El eterno resplandor de una mente sin recuerdos

 

Te comenté que había estado llorando el día anterior. Preguntaste por qué y respondí que había visto el eterno resplandor de una mente sin recuerdos. ¿cuántas veces la has visto ya?, preguntaste enseguida. No lo sé, muchas de seguro, cada una produce similares emociones, y todas me llevan a la misma conclusión. ¿quieres borrarme? por eso llorabas, me dijiste con una sonrisa que asumía la respuesta. Claro que no, en realidad me di cuenta que jamás podría borrarte. Ah! Entonces por eso sí llorabas. Sonreí. En realidad lloraba porque no encontré una historia más parecida a la nuestra, ni a otros protagonistas tan similares a nuestras vidas.
Beck sonaba en el mejor momento. No pudo sonar más triste.
Luego recordé el blog de películas que quisimos abrir. Intenté escribir sobre ésta, que es bastante especial. Aquí estoy, lejos de un comentario que pretenda recomendarla o hacerle alguna critica de cine, y más cerca de experimentar por qué me seduce esa historia.
El olvido y la memoria han sido carne y hueso en nuestras palabras –y en las de otros-. El tiempo pareciera dominarlo todo y encargarse de ambos. Puedo entender que el tiempo tiene soberaní
a sobre nuestro tiempo y nuestro espacio. Las horas, los días, los meses y los años pueden borrar las sensaciones de los instantes simples en los que soy feliz desde que estoy contigo, se borrará el encuentro después de cada despedida, se borrará la exactitud de las emociones cada vez que nos distanciemos. Cada vez que el tiempo pase. Creo que el tiempo parece un dios, incluso decide cuando es hora de morir. El tiempo decide la hora del final, decide cuando es suficiente.
Pasó mucho
tiempo para poder estar juntos. Fue un juego que incluso nos ponía en contra de nuestros propios sentimientos e impulsos o necesidades. Quise olvidarte y tu quisiste olvidarme. El olvido implica borrar de la memoria toda sensación o emoción que pudiera hacernos caer nuevamente en el recuerdo. Olvidar es imposible a vista y paciencia de los más resignados. Puedo confirmar tal imposibilidad.
Si hoy cerrara
los ojos y te presentaras con otro nombre y otra historia me volvería a enamorar del hombre de siempre. Me ha ocurrido ya antes. Me enamoré de un ignacio al que jamás besé ni toqué ni abracé ni miré. Me enamoré de un hombre que era la fiel copia del que ahora me he enamorado, he besado, tocado, abrazado y mirado, tal vez por eso lo he amado con toda mi vida.
Si no tuviera memoria seguramente mi vida estaría seca –de emociones- o vacía -de sensaciones- en ese espacio borrado. Hoy, si pudiera, guardaría hasta cada beso y cada mirada en frasquitos de cristal.

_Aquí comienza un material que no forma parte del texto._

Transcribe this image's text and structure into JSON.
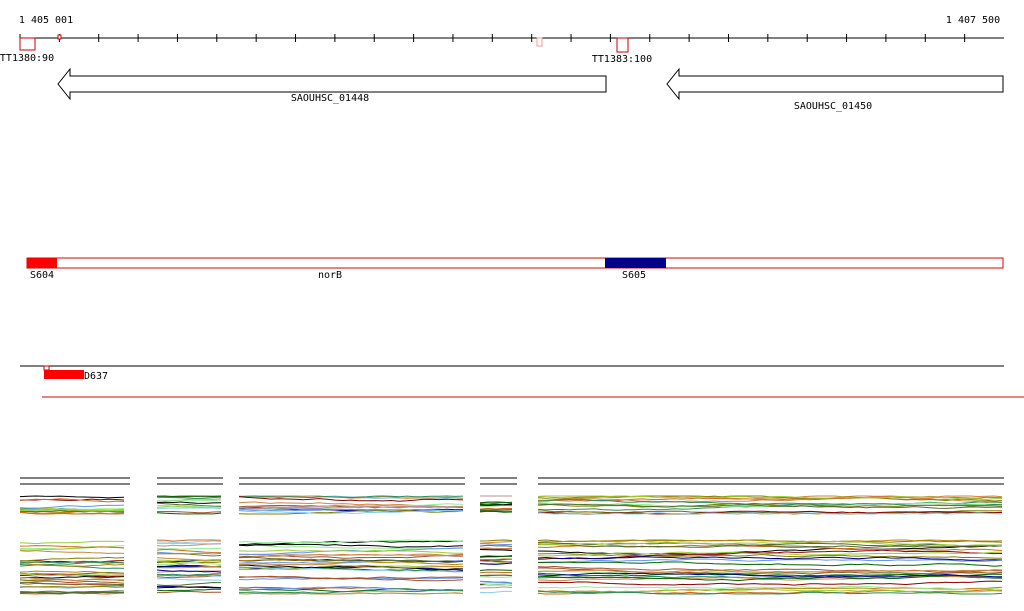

Clementine, es una mujer impulsiva e insegura, bastante niña o inmadura para sus cosas. Joel, es callado y a pesar de su aspecto serio también guarda un niño en su interior que se libera en cada juego con la mujer que ha cambiado su vida (clem). Se aman y se odian como niños y como adultos. La diferencia los hace similares pues ambos son especiales, y tal vez pierden el encanto de la complicidad cuando caen en la normalidad de la costumbre que se aleja de la locura. Locura donde es más fácil encontrar un amor único. La locura lo cura todo. Han perdido esa locura. Ambos deciden olvidarse, ella por un impulso y él por despecho. Ambos deciden borrar el amor que los mantiene vivos. Ya olvidados mutuamente se dan cuenta del vacío o la ausencia presente en sus vidas. Se re-encuentran y el encanto resurge como desconocidos que parecieran conocerse hasta la intimidad. Así ha sido y así siempre será. Cuando se dan cuenta de lo ocurrido entienden el daño y el dolor. El intento de alejarse nuevamente sólo queda en eso, un intento. Concilian amarse hasta los defectos, asumiendo que en ellos está el secreto que los enamora. Por cierto, un final feliz por la maduración de sus sentimientos.

Una mente sin recuerdos es sequedad ante tanta histeria y melancolía que contrae lagrimas siempre insuficientes para aquel desierto, mas el eterno resplandor es el secreto de un amor capaz de habitar el vacío del corazón más desolado, iluminándolo y renaciéndolo cada vez que -más allá de la razón- sea necesario.